A Warranty Deed is the document that legally transfers title of the property to the new owner. The seller must sign the deed in front of a notary public (generally, an escrow officer). Proper identification is required when signing. The Deed is recorded when escrow closes.

Your appointment for signing

The escrow officer will contact you to arrange an appointment for you to sign all the necessary documents. Your appointment will take approximately 45 minutes. Your signature will need to be notarized so make certain to bring either a passport or current driver’s license for identification purposes.

After Your Signing Appointment

After you and the buyer have signed all the necessary instructions and documents, the escrow officer will return them to the lender for a final review. Following the review, which usually occurs within a day or so, the lender is ready to fund the buyer’s loan and advises the escrow officer so that necessary work can be completed to record the documents and “close the escrow”.

Closing Escrow: Recording of the deed signifies legal transfer of title to the property from the seller to the buyer and is the culmination of the transaction. Usually the Deed of Trust are recorded within one working day of the escrow’s receipt of loan funds. This completes the transaction and signifies the “close of escrow”.

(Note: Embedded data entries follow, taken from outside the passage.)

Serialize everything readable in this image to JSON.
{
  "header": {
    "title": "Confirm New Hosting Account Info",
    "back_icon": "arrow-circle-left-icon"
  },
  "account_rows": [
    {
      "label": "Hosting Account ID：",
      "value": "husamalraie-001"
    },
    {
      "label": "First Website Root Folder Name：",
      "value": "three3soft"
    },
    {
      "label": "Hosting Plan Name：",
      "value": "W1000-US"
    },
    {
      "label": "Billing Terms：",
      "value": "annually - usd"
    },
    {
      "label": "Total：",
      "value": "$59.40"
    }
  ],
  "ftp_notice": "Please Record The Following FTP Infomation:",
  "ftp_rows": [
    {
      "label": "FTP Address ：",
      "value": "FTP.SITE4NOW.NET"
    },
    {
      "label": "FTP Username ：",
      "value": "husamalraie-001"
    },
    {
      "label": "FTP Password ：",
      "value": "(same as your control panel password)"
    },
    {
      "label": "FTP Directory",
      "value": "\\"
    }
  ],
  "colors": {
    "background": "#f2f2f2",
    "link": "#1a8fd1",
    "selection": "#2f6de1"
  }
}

Your Proceeds: A final settlement statement and check for any proceeds due you will be available the day the sale is completed, documents are recorded and the escrow is closed.

After Escrow Closes

After the loan has been finalized, the documents signed and recorded, and the financial settlement completed, there are still a few items that must be attended to in order to officially complete the transaction.

Your existing loan is paid in full from escrow. Your lender is required by law to issue a full release and reconveyance of their loan. As soon as this Deed of Reconveyance, removing the previous Deed of Trust is received, it is recorded and the original is returned to you. This process can sometimes take several weeks.

Finally, in some cases, the escrow officer will be instructed to hold funds in escrow to pay obligations that may not be completed until after escrow closes. For example, funds might be set aside for termite repair work, or correction of a structural problem. Upon completion of the project and receipt of the proper documentation and releases, the escrow officer will disburse the reserved funds as appropriate.